Carotid Stent: Device-Specific Complications With the Wallstent

2022 
Abstract The carotid Wallstent is one of the most used stents in the endovascular treatment of carotid stenosis, because its closed cell design means that it is adequate for both stable uncomplicated plaques and dishomogenous stenosis. The drawback of its versatility is reduced conformability caused by the rigidity of the device, which also leads to difficult positioning in tortuous vessels. In cases of very tight stenosis or excessive tortuosity of the vessel, the radial forces of the stent struts may determine slipping of the stent either proximally or distally to the target zone, even at late follow-up.
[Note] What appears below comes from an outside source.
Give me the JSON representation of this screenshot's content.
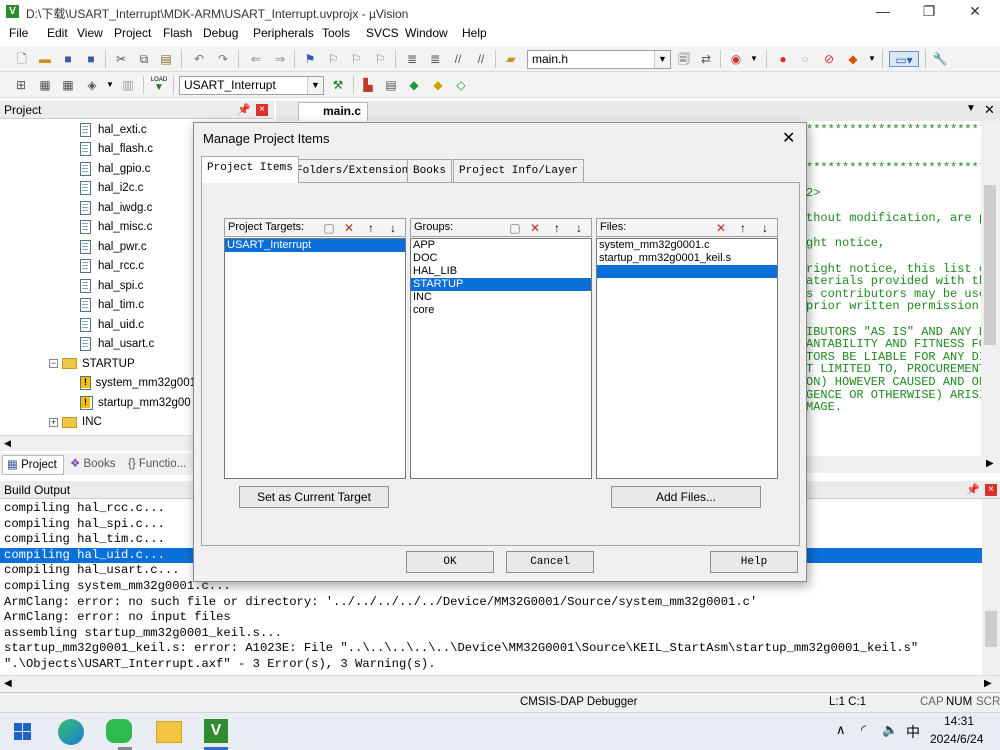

Complications from the carotid Wallstent (Boston Scientific, Marlborough, MA) are rare, with few cases of asymptomatic occlusion or significant restenosis reported in the literature. Kinking of the distal internal carotid artery is also possible because of the rigidity of the device. Carotid Wallstents behave therefore suboptimally in very tortuous vessels. The length of the stent should be limited to a minimum in tortuous or angulated vessels, but should be calculated considering the shortening of the stent in its wider proximal end. If the shortening is greater than expected, an adjunctive proximal stent may be added because proximal plaque coverage is essential for satisfactory long-term results. Distal significant late restenosis may be successfully treated with distal stent extension, paying attention not to cause further distal kinking. Surgical stent removal and complete carotid endarterectomy may be necessary only exceptionally.